Coordinated by the Six Rivers Land Conservancy, this projects seeks to transform an unimproved road shoulder access into a formal river access site for the purposes of public access and paddling opportunities along the Flint River Water Trail. At this site, people are currently able to park and launch kayaks/canoes, but it is an unsafe situation. This project plans create a driveway and parking area at this 5-acre site that will provide better access to the river, as well as serve as the prelude to the completion of an improved launch area. The parking area will also eliminate an erosion situation occurring at the shoulder, as well as allow broader access for schools who are currently using the site for education and water quality analysis purposes.
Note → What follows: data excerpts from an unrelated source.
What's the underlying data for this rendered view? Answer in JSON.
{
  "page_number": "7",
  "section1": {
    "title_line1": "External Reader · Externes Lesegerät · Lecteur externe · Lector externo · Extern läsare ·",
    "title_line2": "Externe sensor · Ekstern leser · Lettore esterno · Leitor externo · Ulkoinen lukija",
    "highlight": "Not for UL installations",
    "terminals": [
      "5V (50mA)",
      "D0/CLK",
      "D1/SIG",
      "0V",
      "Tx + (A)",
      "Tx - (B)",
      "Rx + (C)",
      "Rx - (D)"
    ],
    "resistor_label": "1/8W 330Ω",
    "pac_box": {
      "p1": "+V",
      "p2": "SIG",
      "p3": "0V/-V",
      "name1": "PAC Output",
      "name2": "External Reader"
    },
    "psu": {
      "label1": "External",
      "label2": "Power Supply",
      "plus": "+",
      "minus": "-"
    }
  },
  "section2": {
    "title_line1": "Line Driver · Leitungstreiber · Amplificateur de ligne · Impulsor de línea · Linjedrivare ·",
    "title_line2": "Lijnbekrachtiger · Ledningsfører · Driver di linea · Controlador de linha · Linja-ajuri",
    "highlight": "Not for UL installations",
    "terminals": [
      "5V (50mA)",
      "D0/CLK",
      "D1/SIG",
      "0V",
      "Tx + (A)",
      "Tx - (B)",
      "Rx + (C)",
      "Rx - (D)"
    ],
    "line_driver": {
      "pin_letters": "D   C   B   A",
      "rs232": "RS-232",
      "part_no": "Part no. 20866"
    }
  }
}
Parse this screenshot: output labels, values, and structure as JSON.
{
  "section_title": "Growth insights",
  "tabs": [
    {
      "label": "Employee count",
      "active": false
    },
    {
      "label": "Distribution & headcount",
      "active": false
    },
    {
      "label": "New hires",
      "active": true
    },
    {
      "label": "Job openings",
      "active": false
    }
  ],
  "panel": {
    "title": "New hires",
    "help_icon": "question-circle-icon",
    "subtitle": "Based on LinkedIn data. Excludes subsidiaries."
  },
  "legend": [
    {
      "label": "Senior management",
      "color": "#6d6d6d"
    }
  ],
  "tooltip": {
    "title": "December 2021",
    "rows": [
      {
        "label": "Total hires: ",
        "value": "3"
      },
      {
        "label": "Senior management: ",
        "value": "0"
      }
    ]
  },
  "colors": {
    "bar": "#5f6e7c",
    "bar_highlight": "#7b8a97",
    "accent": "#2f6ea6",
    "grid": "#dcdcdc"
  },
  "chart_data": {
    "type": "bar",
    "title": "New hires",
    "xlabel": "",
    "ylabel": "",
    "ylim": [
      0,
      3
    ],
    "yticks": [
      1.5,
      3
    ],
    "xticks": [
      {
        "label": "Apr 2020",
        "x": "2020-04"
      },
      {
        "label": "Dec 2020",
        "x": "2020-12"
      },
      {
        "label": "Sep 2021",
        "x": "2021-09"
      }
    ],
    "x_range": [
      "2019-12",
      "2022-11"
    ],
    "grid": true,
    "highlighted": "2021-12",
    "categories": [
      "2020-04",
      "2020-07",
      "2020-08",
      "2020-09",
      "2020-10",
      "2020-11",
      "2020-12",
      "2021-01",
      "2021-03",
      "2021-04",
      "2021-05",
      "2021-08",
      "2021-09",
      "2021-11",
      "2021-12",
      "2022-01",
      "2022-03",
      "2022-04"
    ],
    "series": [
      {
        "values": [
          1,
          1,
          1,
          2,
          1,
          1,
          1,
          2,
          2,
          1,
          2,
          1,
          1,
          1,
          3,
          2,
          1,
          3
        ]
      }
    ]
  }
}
The site will also serve as a key "upstream" launch site on the Flint River Water Trail. SRLC is leading the fundraising and coordinating efforts under agreement with Lapeer County Parks / Department of Public Works.

Regional Marketing of the Cass River Water Trail

Jun 2017

Proposed by Cass River Greenway (CRG), this project will not only increase the online presence of the Cass River Greenway, but also provide on-the-ground interpretive and mapping kiosks for the project. Since its inception in 2007, CRG has developed more that 10 access points linking communities, worked to improve water quality, increased and improved habitat, establish annual river cleanups, fostered recreational opportunities and recently led the effort to apply for National Water Trail designation. This project will support, in part, the development of an interactive website that will highlight the water trail and the Cass River, as well as provide for updated river kiosks that are placed at access sites along the water trail. The maps have a uniform look and feel that provides consistence regardless of the access site.